Walk into, or drive through, your local edition of a national McHorribles fast-food chain, or even a local startup, generic Sack-O'-Food establishment. Of the specifics of your experience, a fair portion I believe I can guess:

About 50% of the time, clerks attempt to put words into your mouth. "Hello, welcome to Sardees, what combo meal would you like to order?" In order to ensure that I do not inadvertently order a MegaBurger Deluxe meal instead of just a MegaBurger Deluxe, the first words out of my mouth are some variant of "No combo!," usually with the addition of some form of the word "damn." (This is somewhat off-topic, but is a related point.)

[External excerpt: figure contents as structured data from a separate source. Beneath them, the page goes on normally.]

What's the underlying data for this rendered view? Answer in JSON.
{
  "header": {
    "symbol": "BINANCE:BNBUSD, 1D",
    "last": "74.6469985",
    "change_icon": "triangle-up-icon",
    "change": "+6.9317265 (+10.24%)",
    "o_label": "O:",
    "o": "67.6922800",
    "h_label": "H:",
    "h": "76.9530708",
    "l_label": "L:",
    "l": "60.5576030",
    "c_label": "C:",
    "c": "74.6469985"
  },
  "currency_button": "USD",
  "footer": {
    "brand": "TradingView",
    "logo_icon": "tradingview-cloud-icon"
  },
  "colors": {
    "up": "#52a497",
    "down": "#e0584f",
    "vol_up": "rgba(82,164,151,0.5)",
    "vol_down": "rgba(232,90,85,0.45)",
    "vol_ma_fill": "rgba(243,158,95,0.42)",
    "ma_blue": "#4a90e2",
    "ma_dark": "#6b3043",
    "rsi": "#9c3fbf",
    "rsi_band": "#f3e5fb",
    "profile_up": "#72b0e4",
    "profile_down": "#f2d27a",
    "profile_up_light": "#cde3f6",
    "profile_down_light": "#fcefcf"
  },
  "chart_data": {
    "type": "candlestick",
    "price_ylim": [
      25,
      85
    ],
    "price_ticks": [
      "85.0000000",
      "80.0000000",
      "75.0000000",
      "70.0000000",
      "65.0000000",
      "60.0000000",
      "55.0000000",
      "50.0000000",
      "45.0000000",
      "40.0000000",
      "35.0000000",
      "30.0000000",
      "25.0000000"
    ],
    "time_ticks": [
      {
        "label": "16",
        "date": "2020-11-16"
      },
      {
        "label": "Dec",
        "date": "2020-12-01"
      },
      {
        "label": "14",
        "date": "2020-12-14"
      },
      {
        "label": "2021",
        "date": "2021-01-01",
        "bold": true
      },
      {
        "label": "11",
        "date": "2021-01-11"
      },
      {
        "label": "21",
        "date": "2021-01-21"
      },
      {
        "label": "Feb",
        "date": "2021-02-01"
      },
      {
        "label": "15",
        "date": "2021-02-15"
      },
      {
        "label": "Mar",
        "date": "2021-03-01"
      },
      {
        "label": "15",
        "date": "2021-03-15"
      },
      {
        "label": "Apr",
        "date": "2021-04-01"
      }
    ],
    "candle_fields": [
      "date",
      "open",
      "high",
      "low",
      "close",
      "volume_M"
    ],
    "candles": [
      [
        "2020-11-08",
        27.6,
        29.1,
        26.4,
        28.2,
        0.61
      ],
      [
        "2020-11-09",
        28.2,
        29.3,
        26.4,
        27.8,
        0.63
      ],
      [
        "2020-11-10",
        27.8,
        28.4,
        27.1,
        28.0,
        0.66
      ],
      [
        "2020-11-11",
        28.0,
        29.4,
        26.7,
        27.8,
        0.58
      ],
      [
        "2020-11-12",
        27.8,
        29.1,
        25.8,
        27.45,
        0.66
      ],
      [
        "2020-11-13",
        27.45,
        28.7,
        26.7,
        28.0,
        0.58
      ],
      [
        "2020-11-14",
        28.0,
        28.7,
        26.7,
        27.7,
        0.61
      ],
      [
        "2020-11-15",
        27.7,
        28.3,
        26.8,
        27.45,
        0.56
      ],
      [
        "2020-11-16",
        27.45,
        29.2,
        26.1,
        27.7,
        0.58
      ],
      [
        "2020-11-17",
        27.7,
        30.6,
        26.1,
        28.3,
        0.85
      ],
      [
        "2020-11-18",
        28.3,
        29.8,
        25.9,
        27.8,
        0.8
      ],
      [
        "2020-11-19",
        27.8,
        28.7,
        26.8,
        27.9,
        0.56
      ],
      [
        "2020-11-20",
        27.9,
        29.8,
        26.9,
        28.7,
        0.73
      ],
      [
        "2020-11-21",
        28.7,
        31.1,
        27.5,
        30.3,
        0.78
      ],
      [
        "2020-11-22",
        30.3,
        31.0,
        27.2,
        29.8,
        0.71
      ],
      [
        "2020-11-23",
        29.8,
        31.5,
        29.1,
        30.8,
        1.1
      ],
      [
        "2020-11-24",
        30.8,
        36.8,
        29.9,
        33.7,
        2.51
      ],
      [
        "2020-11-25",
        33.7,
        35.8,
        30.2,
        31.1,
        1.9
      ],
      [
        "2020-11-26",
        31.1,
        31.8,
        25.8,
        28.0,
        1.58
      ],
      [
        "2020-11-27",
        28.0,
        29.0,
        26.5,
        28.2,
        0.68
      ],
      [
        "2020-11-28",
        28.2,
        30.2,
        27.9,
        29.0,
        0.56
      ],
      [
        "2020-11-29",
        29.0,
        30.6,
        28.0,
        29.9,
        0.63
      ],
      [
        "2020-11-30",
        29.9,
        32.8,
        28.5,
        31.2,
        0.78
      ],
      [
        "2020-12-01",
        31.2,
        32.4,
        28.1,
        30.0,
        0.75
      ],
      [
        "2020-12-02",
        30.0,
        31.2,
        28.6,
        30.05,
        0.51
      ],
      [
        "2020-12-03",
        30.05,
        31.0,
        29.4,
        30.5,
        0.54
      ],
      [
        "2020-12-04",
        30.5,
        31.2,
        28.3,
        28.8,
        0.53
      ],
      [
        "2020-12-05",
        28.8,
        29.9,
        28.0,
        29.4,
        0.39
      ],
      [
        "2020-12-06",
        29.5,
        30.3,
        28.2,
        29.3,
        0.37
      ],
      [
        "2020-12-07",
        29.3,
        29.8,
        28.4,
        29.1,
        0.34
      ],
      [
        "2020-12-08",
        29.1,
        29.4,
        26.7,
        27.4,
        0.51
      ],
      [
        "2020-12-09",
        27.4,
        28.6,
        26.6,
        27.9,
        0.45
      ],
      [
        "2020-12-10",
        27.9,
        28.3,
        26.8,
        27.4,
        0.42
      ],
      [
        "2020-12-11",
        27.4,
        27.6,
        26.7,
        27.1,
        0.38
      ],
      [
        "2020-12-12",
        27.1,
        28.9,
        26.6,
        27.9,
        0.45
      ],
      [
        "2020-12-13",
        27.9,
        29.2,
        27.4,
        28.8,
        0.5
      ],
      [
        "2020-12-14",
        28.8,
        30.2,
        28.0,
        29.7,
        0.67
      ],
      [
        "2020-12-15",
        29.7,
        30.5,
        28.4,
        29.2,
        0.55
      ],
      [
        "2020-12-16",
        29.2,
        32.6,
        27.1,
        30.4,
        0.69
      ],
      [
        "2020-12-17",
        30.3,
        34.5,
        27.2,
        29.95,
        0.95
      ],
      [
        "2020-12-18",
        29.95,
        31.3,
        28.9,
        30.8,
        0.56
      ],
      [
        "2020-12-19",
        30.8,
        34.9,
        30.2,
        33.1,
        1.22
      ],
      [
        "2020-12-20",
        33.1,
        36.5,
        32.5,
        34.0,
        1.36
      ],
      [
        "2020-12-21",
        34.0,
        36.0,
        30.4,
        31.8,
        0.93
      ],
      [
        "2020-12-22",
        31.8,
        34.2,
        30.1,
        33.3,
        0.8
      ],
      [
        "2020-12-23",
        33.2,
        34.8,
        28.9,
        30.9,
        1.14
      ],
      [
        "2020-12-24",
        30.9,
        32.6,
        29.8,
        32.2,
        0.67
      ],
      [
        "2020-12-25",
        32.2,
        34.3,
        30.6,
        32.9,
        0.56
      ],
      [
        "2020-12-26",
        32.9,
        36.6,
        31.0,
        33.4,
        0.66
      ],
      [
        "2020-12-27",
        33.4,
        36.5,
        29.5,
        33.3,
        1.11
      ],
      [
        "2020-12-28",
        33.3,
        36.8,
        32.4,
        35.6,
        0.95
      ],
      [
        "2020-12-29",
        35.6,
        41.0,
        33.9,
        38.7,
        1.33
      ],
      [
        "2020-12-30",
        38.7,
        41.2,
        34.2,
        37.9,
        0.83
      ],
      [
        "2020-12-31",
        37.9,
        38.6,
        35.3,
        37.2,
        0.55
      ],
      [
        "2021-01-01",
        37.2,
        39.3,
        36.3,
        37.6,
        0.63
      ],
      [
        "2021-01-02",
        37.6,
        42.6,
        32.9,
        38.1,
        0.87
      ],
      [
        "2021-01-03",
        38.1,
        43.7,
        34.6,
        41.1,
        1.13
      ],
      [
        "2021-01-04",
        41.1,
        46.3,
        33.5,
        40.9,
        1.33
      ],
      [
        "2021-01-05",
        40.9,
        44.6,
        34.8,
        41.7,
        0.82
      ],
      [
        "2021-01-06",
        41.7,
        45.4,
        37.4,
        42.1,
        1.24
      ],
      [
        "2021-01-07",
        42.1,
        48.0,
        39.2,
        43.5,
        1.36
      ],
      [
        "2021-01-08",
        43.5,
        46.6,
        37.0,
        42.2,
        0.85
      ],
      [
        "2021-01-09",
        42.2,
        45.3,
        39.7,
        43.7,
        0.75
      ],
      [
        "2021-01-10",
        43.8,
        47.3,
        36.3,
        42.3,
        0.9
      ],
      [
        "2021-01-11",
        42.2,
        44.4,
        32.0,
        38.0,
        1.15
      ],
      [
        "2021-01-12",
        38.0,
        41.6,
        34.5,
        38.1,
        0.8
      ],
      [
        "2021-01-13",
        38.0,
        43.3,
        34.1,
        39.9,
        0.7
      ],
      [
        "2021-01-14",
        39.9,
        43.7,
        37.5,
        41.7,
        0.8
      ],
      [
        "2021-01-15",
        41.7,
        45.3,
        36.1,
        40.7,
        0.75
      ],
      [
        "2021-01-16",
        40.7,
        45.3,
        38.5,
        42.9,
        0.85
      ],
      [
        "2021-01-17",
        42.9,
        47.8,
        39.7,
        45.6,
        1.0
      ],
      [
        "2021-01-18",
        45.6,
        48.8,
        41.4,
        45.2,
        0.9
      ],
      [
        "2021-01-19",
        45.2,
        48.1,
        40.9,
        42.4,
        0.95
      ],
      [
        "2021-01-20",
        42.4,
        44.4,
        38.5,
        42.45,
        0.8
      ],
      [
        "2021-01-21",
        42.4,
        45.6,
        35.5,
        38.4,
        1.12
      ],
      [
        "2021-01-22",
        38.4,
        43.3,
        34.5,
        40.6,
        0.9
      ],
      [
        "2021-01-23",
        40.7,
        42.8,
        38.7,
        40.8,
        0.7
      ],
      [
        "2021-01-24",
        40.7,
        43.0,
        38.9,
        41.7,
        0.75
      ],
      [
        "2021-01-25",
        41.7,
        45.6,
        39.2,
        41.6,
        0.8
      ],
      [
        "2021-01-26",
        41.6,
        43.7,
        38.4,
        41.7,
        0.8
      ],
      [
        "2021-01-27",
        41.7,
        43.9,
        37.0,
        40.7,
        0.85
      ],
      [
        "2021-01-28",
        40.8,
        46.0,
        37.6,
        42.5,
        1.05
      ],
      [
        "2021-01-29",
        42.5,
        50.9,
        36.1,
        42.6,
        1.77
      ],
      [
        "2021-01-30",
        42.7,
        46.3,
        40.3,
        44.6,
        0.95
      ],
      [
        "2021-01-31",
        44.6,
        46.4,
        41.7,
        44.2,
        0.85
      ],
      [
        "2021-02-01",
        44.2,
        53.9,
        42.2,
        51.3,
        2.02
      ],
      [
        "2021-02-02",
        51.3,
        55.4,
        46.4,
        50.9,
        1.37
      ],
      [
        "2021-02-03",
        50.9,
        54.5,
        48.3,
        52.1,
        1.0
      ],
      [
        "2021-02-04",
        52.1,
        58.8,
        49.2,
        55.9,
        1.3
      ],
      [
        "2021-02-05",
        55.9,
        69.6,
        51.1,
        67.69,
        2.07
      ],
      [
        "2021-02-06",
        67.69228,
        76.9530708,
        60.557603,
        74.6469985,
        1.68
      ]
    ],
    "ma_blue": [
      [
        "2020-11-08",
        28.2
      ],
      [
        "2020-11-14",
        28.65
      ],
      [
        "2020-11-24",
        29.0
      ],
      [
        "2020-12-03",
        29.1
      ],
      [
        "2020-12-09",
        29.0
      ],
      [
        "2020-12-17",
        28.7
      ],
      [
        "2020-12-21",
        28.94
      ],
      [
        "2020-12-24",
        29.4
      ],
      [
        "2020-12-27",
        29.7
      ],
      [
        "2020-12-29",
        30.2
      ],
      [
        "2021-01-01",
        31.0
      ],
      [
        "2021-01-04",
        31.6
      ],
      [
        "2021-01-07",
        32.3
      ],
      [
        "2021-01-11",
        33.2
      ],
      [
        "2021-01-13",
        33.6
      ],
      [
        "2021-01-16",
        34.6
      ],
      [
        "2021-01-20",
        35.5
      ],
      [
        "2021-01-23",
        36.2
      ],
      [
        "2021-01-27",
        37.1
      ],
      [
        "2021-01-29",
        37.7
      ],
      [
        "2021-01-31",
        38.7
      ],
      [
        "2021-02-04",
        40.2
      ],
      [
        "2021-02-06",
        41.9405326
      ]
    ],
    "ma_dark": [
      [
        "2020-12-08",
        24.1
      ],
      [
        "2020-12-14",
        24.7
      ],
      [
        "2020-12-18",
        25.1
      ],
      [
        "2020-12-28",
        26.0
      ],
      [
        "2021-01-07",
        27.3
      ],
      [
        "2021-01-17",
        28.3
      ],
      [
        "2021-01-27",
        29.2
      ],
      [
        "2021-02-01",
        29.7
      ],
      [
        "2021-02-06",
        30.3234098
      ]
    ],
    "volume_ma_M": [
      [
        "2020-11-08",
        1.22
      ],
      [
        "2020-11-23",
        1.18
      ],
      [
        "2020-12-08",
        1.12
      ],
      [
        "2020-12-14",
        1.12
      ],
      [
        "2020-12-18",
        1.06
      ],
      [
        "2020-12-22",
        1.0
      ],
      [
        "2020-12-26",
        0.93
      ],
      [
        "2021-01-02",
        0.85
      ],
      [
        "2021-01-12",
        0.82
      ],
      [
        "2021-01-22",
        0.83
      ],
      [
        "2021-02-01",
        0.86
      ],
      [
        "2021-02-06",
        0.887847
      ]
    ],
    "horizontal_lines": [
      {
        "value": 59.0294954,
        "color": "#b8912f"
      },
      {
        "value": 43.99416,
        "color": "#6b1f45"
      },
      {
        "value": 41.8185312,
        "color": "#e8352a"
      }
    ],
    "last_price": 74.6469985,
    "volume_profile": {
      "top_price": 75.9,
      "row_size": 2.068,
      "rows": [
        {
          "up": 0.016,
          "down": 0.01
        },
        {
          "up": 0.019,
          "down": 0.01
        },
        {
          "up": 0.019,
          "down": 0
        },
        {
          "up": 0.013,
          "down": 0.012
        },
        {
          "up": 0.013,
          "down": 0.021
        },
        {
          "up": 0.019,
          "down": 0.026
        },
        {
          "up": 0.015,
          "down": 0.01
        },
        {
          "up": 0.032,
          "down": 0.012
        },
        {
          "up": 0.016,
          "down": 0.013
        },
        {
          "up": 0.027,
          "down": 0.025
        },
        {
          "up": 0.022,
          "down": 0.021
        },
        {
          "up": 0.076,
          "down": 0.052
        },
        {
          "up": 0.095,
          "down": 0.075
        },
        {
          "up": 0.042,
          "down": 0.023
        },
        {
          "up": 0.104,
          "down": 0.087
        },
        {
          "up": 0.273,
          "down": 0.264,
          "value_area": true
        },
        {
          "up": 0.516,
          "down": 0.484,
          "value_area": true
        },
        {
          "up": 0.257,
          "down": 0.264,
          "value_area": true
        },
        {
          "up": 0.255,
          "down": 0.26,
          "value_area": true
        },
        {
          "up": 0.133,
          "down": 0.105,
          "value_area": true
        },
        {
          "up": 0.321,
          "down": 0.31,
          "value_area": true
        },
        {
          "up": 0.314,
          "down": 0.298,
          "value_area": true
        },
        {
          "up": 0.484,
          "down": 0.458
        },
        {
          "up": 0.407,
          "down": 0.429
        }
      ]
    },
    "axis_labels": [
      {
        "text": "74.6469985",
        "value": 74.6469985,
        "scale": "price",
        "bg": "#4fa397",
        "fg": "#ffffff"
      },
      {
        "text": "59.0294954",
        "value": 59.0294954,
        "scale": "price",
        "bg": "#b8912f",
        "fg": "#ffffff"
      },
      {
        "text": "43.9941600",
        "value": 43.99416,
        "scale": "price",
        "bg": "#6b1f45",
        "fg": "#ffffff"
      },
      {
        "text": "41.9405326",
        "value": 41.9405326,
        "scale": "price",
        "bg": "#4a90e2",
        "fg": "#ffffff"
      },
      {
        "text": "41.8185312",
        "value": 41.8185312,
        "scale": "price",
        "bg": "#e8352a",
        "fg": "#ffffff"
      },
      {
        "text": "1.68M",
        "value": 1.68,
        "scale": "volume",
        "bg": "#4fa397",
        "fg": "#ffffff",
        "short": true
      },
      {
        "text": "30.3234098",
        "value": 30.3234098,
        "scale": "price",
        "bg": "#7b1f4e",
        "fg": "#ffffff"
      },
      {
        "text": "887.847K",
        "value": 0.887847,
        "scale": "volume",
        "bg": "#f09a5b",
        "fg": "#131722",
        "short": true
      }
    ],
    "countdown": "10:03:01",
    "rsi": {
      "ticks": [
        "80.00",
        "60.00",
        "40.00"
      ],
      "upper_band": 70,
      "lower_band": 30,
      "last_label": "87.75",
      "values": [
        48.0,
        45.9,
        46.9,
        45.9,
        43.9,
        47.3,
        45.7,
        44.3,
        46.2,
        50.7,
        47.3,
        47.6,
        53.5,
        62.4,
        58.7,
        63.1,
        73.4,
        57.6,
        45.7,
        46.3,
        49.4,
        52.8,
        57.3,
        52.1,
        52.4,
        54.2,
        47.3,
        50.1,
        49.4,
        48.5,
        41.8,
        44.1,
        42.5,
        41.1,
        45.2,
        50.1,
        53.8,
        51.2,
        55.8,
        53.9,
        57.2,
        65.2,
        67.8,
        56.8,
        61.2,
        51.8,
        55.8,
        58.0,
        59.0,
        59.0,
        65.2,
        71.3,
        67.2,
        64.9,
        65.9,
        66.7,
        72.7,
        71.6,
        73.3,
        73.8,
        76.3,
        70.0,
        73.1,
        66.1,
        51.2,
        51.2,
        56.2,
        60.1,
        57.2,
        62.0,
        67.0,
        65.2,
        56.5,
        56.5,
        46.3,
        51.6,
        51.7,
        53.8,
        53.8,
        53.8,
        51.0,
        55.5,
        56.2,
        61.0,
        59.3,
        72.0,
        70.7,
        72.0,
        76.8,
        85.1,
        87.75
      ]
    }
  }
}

The drink, a brew mixed together on-site out of proprietary, closed source syrup and carbonated water, is in many cases one of the most costly things on the menu. Indeed, if there is any sort of special on its major component served separate, then the drink is often the most expensive individual element of a combo meal.

After adding up the prices of the individual components of a combo, often times it turns out that the combo discount (compensation for the "exclusivity" agreement) exactly equals the price of one of the elements. The burger, fries and drink combo exactly equals, in expense, the burger and drink alone. When this occurs, the fries can be considered to have "null price". Even if you despise their fries, you're still better off buying them, even if only to pass their value along to nearby ducks or squirrels.

(I will be filled with shame if, in the months following the posting of this writeup, studies indicate a rise in the incidence of heart disease among ducks and squirrels. Nature takes another blow to the gut.)